SAPPERNET CYBERSECURITY

Insider Insights on Cybersecurity

Hydra Brute Force Password Cracker Overview via TryHackMe

As part of the Hacking with Hayden series: Hydra is used to brute force passwords. The goal is to crack a password by using a long list of potential passwords.

Hydra is used to brute force passwords. The goal is to crack a password by using a long list of potential passwords. Hydra targets protocols and works on the following list of protocols: Asterisk, AFP, Cisco AAA, Cisco auth, Cisco enable, CVS, Firebird, FTP,  HTTP-FORM-GET, HTTP-FORM-POST, HTTP-GET, HTTP-HEAD, HTTP-POST, HTTP-PROXY, HTTPS-FORM-GET, HTTPS-FORM-POST, HTTPS-GET, HTTPS-HEAD, HTTPS-POST, HTTP-Proxy, ICQ, IMAP, IRC, LDAP, MS-SQL, MYSQL, NCP, NNTP, Oracle Listener, Oracle SID, Oracle, PC-Anywhere, PCNFS, POP3, POSTGRES, RDP, Rexec, Rlogin, Rsh, RTSP, SAP/R3, SIP, SMB, SMTP, SMTP Enum, SNMP v1+v2+v3, SOCKS5, SSH (v1 and v2), SSHKEY, Subversion, Teamspeak (TS2), Telnet, VMware-Auth, VNC and XMPP. 

Hydra highlights the importance of using a strong and secure password including special characters and more than 8 characters. If it does not and you are using a common password, it will be guessed. Hydra has access to lists with over 100 million potential passwords. This emphasizes the importance of using a strong password and never leaving the default passwords. 

Hydra Commands 

Depending on the protocol we are attacking, we use different protocols.
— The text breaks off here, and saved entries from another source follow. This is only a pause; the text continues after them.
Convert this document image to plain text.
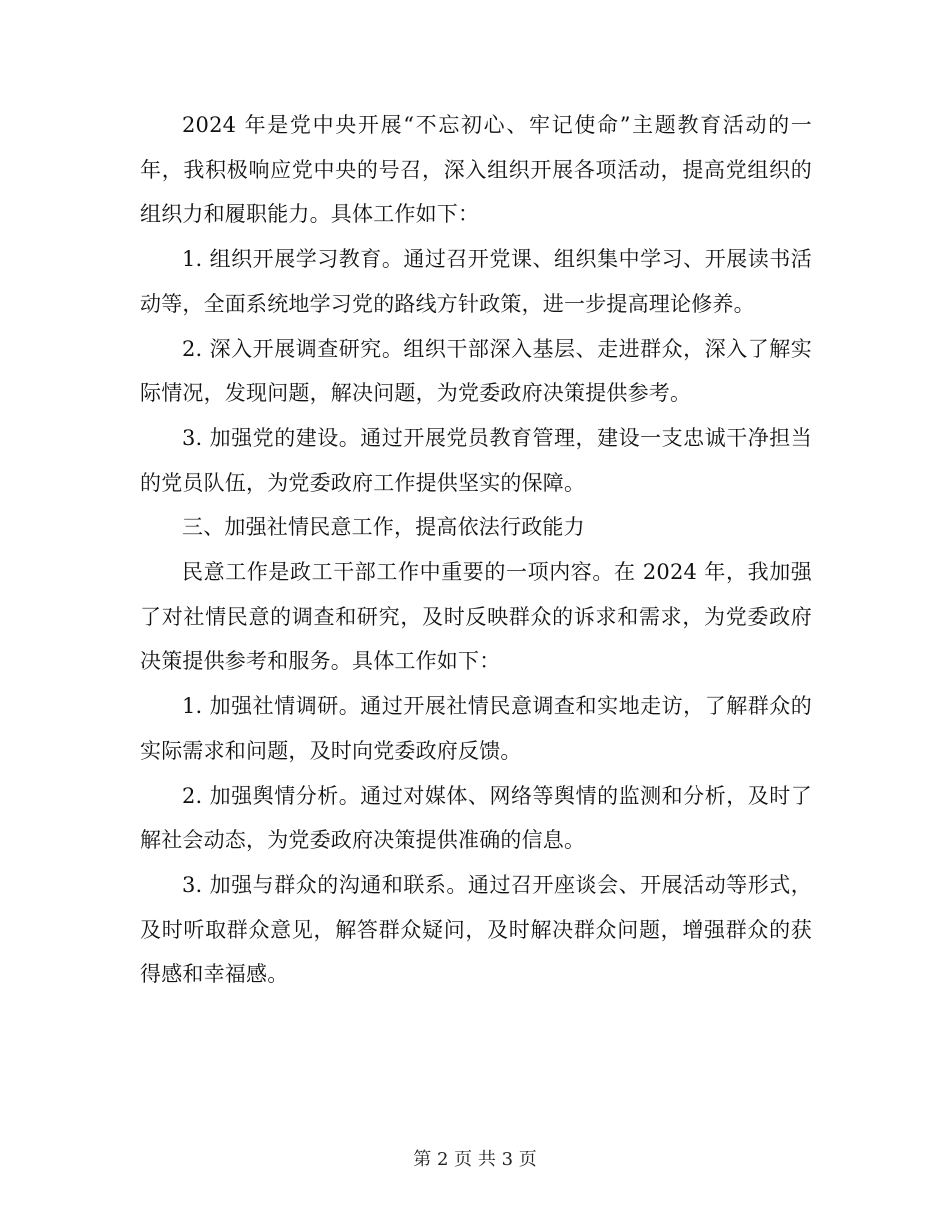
2024 年是党中央开展“不忘初心、牢记使命”主题教育活动的一年，我积极响应党中央的号召，深入组织开展各项活动，提高党组织的组织力和履职能力。具体工作如下：

1. 组织开展学习教育。通过召开党课、组织集中学习、开展读书活动等，全面系统地学习党的路线方针政策，进一步提高理论修养。

2. 深入开展调查研究。组织干部深入基层、走进群众，深入了解实际情况，发现问题，解决问题，为党委政府决策提供参考。

3. 加强党的建设。通过开展党员教育管理，建设一支忠诚干净担当的党员队伍，为党委政府工作提供坚实的保障。

三、加强社情民意工作，提高依法行政能力

民意工作是政工干部工作中重要的一项内容。在 2024 年，我加强了对社情民意的调查和研究，及时反映群众的诉求和需求，为党委政府决策提供参考和服务。具体工作如下：

1. 加强社情调研。通过开展社情民意调查和实地走访，了解群众的实际需求和问题，及时向党委政府反馈。

2. 加强舆情分析。通过对媒体、网络等舆情的监测和分析，及时了解社会动态，为党委政府决策提供准确的信息。

3. 加强与群众的沟通和联系。通过召开座谈会、开展活动等形式，及时听取群众意见，解答群众疑问，及时解决群众问题，增强群众的获得感和幸福感。

第 2 页 共 3 页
The basic example given by TryHackMe is for bruteforcing an FTP protocol where the username is ‘user’ and we are using a list of passwords. ‘passlist.txt’ is the command we have put in place of the password to run the txt document containing a list of passwords to try in combination with the username ‘user’. 
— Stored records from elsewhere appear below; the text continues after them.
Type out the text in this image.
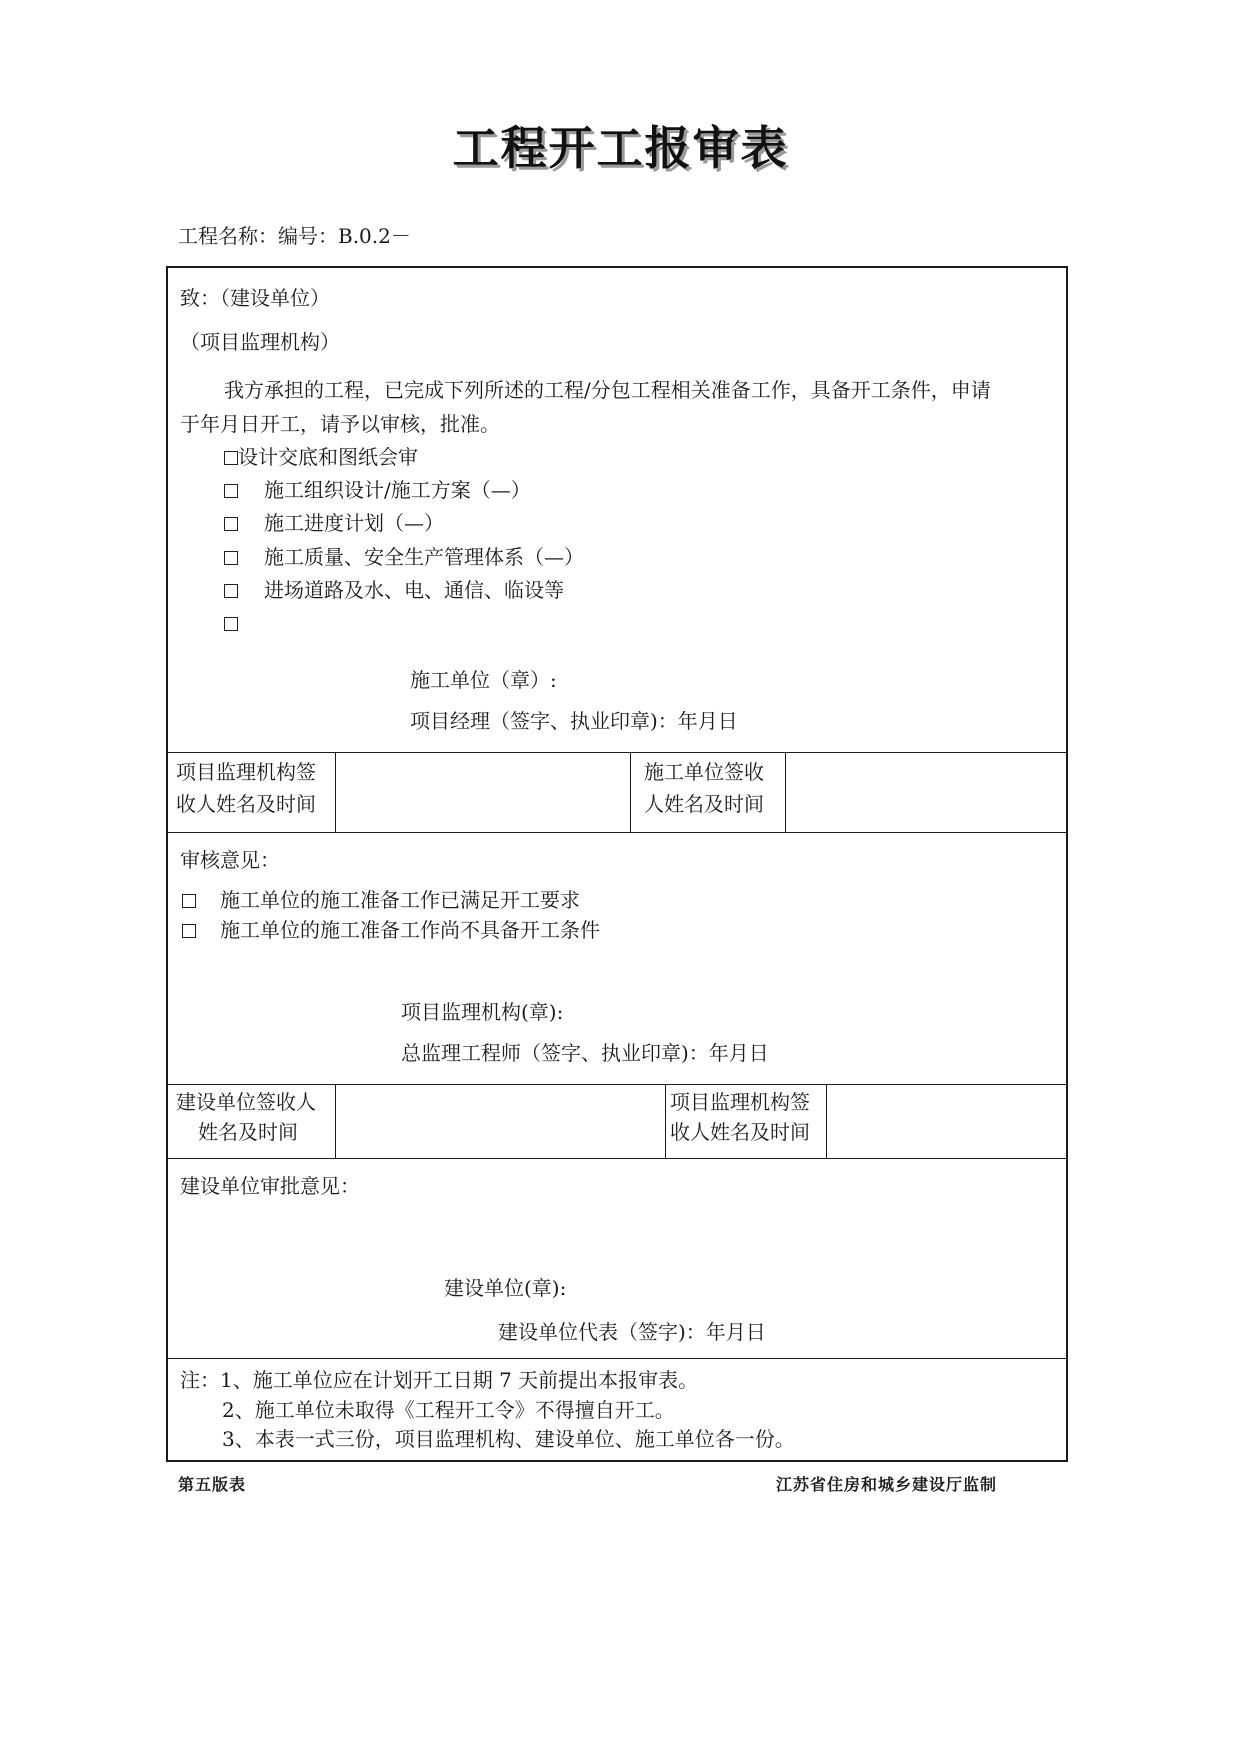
工程开工报审表
工程名称：编号：B.0.2－
致：（建设单位）
（项目监理机构）
我方承担的工程，已完成下列所述的工程/分包工程相关准备工作，具备开工条件，申请
于年月日开工，请予以审核，批准。
设计交底和图纸会审
施工组织设计/施工方案（—）
施工进度计划（—）
施工质量、安全生产管理体系（—）
进场道路及水、电、通信、临设等
施工单位（章）:
项目经理（签字、执业印章)：年月日
项目监理机构签
收人姓名及时间
施工单位签收
人姓名及时间
审核意见：
施工单位的施工准备工作已满足开工要求
施工单位的施工准备工作尚不具备开工条件
项目监理机构(章):
总监理工程师（签字、执业印章)：年月日
建设单位签收人
姓名及时间
项目监理机构签
收人姓名及时间
建设单位审批意见：
建设单位(章):
建设单位代表（签字)：年月日
注：1、施工单位应在计划开工日期 7 天前提出本报审表。
2、施工单位未取得《工程开工令》不得擅自开工。
3、本表一式三份，项目监理机构、建设单位、施工单位各一份。
第五版表	江苏省住房和城乡建设厅监制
hydra –l user –P passlist.txt ftp://MACHINE_IP  

Using SSH: -l is for the username, -P is to use a list of passwords, and –t determines how many threads to use.

E.g. hydra –l <username> -P <path to pass> MACHINE_IP –t 4 ssh 

Bruteforcing web forms – Hydra also has the ability to bruteforce web forms. To do this you must know if what type of request the web form is making, typically either GET or POST methods. In your browser, navigate to the developer tools to see the request types, or look at the source code. Following this is an example Hydra command used to brute force a POST web login form:

hydra –l <username> -P <wordlist> MACHINE_IP http-post-form “/:username=^USER&password=^PASS^:F=incorrect” -V 

That example uses a lot of options and looks a little daunting… lets break it down and describe what all of the options mean.  

-l = single username 

-P = use the following password list 

http-post-form = the type of form (post) 
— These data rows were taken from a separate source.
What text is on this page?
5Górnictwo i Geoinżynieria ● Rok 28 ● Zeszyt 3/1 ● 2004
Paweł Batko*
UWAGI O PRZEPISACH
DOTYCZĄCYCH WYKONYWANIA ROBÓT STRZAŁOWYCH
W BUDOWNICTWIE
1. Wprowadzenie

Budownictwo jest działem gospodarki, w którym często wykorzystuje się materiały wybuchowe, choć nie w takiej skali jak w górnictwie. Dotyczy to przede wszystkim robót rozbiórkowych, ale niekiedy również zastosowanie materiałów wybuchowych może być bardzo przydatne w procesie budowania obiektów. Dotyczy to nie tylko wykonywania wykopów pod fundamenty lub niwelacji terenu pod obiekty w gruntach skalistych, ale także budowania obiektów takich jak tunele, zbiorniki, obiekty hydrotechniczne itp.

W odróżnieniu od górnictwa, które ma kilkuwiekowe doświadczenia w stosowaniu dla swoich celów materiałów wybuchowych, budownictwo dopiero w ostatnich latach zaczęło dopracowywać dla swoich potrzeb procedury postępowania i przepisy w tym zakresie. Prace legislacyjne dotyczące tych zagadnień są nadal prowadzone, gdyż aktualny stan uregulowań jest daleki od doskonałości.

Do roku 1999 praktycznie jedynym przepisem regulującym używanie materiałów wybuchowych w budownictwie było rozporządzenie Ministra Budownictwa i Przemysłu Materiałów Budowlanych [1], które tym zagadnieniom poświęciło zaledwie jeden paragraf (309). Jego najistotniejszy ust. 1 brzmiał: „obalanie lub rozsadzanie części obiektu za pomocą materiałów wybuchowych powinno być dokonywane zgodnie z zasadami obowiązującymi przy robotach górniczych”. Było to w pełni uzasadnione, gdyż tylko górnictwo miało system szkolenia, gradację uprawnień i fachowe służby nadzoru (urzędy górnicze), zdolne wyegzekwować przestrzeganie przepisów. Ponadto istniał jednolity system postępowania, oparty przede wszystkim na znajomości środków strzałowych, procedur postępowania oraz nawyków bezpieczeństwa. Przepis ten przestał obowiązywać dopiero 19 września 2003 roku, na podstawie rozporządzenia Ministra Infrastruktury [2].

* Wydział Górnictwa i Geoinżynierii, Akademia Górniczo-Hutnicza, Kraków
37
/login url = the login page URL 

:username = form field where you input the username 

^USER^ = tells hydra the username 

password = form field where you input the password 

^PASS^ = tells Hydra to use the password list given earlier 

Login = indicates to hydra the Login failed message 

 Login failed = the login failure message that the form returns 

 F=incorrect = if you see this word on the page, its incorrect 

-V = verbose output for attempts 

To find all of the Hydra commads, in your terminal type /hydra -h , this will launch the Hydra help page.